A 3-year-old boy was rushed to surgery after Omaha police said Noemi Guzman held him at knifepoint outside a Walmart, then cut him on the face and hands as officers moved in. The child was taken to Children’s Hospital and later was expected to recover, while Guzman, 31, died at the scene after two officers fired when she refused commands to drop the knife.
Police said the attack unfolded April 14, 2026, at the Walmart at 1606 S. 72nd St. Guzman had stolen a large kitchen knife from the store, forced the boy’s caregiver and the child into the parking lot, and held the toddler hostage. Investigators believed the assault was random, adding another horrifying chapter to a case that had already moved through courts, jails and mental-health warnings for years.
NBC News reported that Guzman had previously been diagnosed with schizophrenia and that Douglas County prosecutors had described her as a danger to herself and others. A county judge nevertheless ordered her released from jail in 2024 over prosecutors’ objections, after an earlier case that included allegations she tried to set her father’s house on fire and ransacked a priest’s home the same day.

That history stretched back further. In 2018, a neighbor said in an affidavit that Guzman lured her to a backyard in Omaha and swiped at her neck with a knife. By March 2024, police said Guzman had escalated again, slashing her father’s upper body, dousing him with flammable liquids, tearing apart the house, threatening to kill him and starting a fire. Later that day, officers said, she broke into the rectory at St. Frances Cabrini Catholic Church, threatened the priest and ransacked valuable paintings and furniture.

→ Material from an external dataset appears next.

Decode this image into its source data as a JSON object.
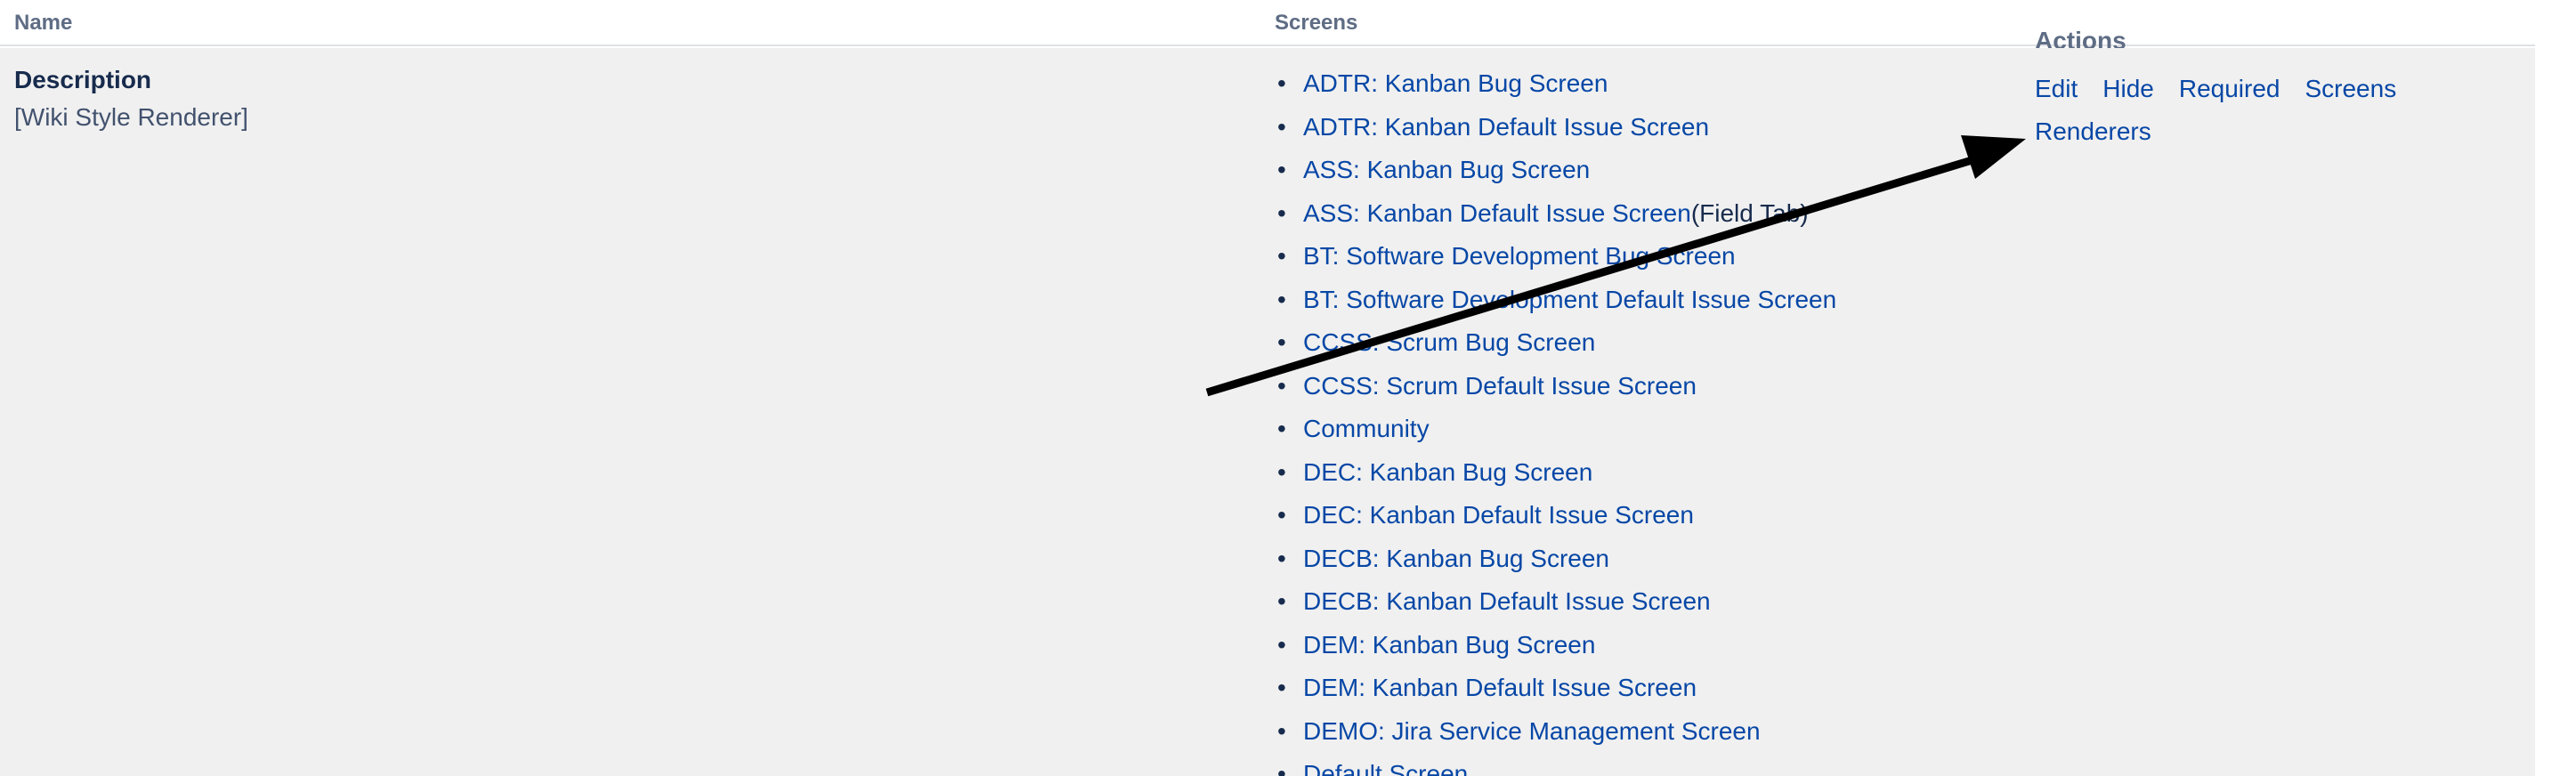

The case now stands as a stark example of what can happen when repeated psychiatric crises collide with a criminal justice system built to punish conduct more easily than it can stabilize a person in acute danger. Douglas County public defender Thomas Riley said the case shows how the justice system struggles to manage mental-health crises and how treatment costs and limited government resources shape the response. For Guzman’s family and the child’s caregiver, the immediate reality is simpler and more brutal: one child survived, but only after a violent encounter that should never have reached a Walmart parking lot.